Tombak menghela napas malas seraya membuang muka. Pria itu lalu meletakkan semua belanjaan Aira dan duduk di salah satu kursi teras. "Lo udah ngomong topik permasalahannya. Udah kepalang tanggung bagi gue untuk nggak ngerti. Cepet omongin!"

Senyum Gembul merekah lebar. "Pria idaman emang lo ini, Boy."

Tatapan tajam Tombak melunturkan senyuman Gembul dan segera membuat mantan partner bertugsnya itu mulai bercerita.

.

.

.

.

Seingat Aira, ia tak pernah sekalipun ke tempat ini. Ia tengah berdiri sendirian di tengah sungai dangkal nan luas. Sekitarnya nampak putih oleh kabut yang lumayan tebal. Apapun yang bisa ia dengar saat ini hanyalah suara gemericik air yang konstan dan menghipnotis.

Perhatian Aira lalu terjerat oleh air yang mengalir di mata kakinya. Lambat laun, ia merasa air tersebut semakin meninggi hingga menyentuh ujung rok selututnya. Aira berusaha menepi, namun daratan yang tadinya terlihat dekat, entah mengapa terasa semakin jauh saat Aira berusaha menapakinya.

Aira cukup terkejut ketika aliran air itu sudah berada setinggi pinggangnya. Ia semakin gugup saat melihat warna air itu yang berubah keruh.

Tidak. Ini tidak keruh. Ini merah.

Ini darah!

Napas Aira tercekat saat aliran darah itu setinggi lehernya. Jauh di daratan sana, seseorang tengah berdiri bergeming menatapnya. Aira berusaha mengulurkan tangan, berharap orang tersebut bisa menariknya keluar. Namun hingga aliran darah itu mencapai kepalanya, tak ada siapapun yang menarik tangannya.

Aira tenggelam sepenuhnya. Pandangannya di dalam air dipenuhi oleh warna merah darah. Ia tak bisa melihat apa. Kedua tangannya berusaha menggapai apapun untuk ia pegang, namun ia tak menemukan apa-apa.
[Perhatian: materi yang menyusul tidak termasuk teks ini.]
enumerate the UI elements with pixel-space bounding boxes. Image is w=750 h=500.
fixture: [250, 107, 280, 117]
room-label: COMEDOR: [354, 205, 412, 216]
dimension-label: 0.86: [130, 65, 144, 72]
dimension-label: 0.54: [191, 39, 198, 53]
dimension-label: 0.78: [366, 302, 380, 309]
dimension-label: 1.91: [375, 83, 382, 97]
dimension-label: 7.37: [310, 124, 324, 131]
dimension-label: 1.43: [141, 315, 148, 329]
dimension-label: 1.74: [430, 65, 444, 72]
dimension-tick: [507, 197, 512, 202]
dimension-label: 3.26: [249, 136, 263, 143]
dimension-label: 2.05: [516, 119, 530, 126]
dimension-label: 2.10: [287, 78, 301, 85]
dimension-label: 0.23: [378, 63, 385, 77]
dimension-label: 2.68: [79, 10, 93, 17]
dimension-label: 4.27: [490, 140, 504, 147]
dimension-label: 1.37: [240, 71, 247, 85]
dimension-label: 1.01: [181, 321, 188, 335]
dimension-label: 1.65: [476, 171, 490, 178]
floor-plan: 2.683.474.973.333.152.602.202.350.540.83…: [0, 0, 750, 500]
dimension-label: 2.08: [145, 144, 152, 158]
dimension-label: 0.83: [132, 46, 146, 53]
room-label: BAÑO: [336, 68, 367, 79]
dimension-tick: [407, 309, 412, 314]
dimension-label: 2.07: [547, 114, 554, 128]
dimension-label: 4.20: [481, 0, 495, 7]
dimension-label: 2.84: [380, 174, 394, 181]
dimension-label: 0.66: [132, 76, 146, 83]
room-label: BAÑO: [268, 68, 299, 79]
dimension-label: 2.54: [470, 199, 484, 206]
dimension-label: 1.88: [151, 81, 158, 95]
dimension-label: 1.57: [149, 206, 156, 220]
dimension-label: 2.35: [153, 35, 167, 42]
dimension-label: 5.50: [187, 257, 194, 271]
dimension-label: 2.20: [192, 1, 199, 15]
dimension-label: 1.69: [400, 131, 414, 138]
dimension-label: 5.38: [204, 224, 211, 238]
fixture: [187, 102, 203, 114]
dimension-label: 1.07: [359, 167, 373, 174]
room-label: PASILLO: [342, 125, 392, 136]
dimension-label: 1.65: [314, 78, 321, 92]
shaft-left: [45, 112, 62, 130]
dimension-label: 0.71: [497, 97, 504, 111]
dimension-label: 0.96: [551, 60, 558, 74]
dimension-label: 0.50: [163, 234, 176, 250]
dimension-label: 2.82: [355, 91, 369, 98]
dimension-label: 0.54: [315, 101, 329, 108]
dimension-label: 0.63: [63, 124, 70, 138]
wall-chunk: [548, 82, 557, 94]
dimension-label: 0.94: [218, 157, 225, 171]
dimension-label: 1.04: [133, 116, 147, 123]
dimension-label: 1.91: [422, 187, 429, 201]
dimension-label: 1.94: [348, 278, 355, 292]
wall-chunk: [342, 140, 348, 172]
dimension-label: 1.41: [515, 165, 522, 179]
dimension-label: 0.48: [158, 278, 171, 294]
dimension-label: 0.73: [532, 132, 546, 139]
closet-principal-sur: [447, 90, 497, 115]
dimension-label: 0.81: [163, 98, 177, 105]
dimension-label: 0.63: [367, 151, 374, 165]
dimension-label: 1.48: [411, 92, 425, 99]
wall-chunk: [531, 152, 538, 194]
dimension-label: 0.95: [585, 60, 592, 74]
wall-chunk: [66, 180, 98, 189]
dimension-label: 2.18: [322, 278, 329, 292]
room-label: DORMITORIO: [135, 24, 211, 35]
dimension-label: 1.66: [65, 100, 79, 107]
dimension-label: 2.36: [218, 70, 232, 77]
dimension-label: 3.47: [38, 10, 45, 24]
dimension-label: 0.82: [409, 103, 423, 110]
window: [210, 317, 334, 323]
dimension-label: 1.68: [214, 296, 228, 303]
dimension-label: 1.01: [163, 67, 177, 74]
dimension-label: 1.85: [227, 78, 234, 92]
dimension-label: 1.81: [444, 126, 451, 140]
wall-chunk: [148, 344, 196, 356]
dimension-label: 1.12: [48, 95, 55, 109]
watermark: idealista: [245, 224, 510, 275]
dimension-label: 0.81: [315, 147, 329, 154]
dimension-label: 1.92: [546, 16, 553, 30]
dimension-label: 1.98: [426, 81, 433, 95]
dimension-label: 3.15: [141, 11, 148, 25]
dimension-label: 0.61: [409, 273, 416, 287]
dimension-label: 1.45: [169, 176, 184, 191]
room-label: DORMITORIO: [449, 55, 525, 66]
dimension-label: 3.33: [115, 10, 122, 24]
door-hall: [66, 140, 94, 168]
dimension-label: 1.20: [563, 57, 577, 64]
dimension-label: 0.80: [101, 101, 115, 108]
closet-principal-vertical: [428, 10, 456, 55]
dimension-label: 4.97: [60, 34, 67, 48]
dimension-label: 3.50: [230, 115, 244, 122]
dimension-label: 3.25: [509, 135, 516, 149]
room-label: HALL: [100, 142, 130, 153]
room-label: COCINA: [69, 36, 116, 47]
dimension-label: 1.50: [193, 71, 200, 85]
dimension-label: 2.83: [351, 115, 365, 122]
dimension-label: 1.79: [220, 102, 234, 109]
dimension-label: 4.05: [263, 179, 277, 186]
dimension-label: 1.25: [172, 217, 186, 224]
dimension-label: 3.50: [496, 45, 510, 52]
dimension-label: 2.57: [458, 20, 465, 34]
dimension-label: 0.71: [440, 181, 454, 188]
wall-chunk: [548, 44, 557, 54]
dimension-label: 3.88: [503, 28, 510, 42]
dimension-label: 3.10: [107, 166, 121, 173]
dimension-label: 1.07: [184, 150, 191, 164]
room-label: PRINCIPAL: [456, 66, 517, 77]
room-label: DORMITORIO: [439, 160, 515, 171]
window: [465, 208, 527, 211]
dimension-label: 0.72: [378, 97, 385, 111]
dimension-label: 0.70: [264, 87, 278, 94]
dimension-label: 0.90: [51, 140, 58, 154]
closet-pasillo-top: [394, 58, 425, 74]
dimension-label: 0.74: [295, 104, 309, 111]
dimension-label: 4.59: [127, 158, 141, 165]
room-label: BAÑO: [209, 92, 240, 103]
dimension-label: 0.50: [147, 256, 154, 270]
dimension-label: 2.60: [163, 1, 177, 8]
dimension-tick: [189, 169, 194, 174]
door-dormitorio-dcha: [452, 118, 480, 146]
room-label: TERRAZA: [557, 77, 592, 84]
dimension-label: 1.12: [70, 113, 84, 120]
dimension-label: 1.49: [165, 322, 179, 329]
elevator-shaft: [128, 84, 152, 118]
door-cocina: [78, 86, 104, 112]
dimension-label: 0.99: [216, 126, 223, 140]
Ketakutan Aira tak terbendung lagi. Ia tak bisa bernapas, sedangkan dada dan tenggorokkanya terasa panas. Napas Aira terputus. Gelembung udara terakhir yang keluar dari mulutnya menjadi penanda akhir hidupnya pula.

.

.

.

"ARRRRRRGGGGGGGGHHHHH..."

Tombak bangun dengan terkejut. Pria itu mendapati Aira yang duduk terengah dengan kedua mata yang melotot takut.

"Aira?" Tombak meraih pundak Aira, dan membuat perempuan itu menolehnya. "Hei, ada apa?"

Tak ada jawaban dari Aira. Napasnya masih tersengal. Kedua matanya yang memerah mulai dialiri air mata.

"Aira lihat aku! Kamu mimpi buruk?"

Tangis Aira pecah. Tubuhnya melemah dan ambruk di dada suaminya. "Tombaaaaak...," lirihnya.

Kedua lengan Tombak memeluk Aira, mengalirkan ketenangan lewat usapan lembutnya. "Ada aku. Jangan takut, itu hanya mimpi."

"Tombaaaaak..." Suara Aira semakin lirih. Ia menangis tanpa suara lagi.

Tombak mendadak diliputi perasaan resah. Ketakutan yang sempat ia lupakan kini hadir lagi. Rasa bersalah itu pun membuncah kembali.

***

Andrea memperhatikan Tombak dan Gembul yang sedang berbincang di halaman belakang lewat jendela besar di dapur rumah. Jika dilihat dari raut wajah keduanya, mereka seperti membahas sesuatu yang serius.

Perhatian Andrea teralih ke pintu kamar utama. Sejak ia keluar kamar pagi tadi, ia tak melihat keberadaan Aira sedikit pun. Aneh. Bagi Andrea keadaan ini tidak seperti biasanya. Ia pun mulai bertanya-tanya apakah sekarang Aira masih tidur atau hanya sekedar malas untuk keluar kamar.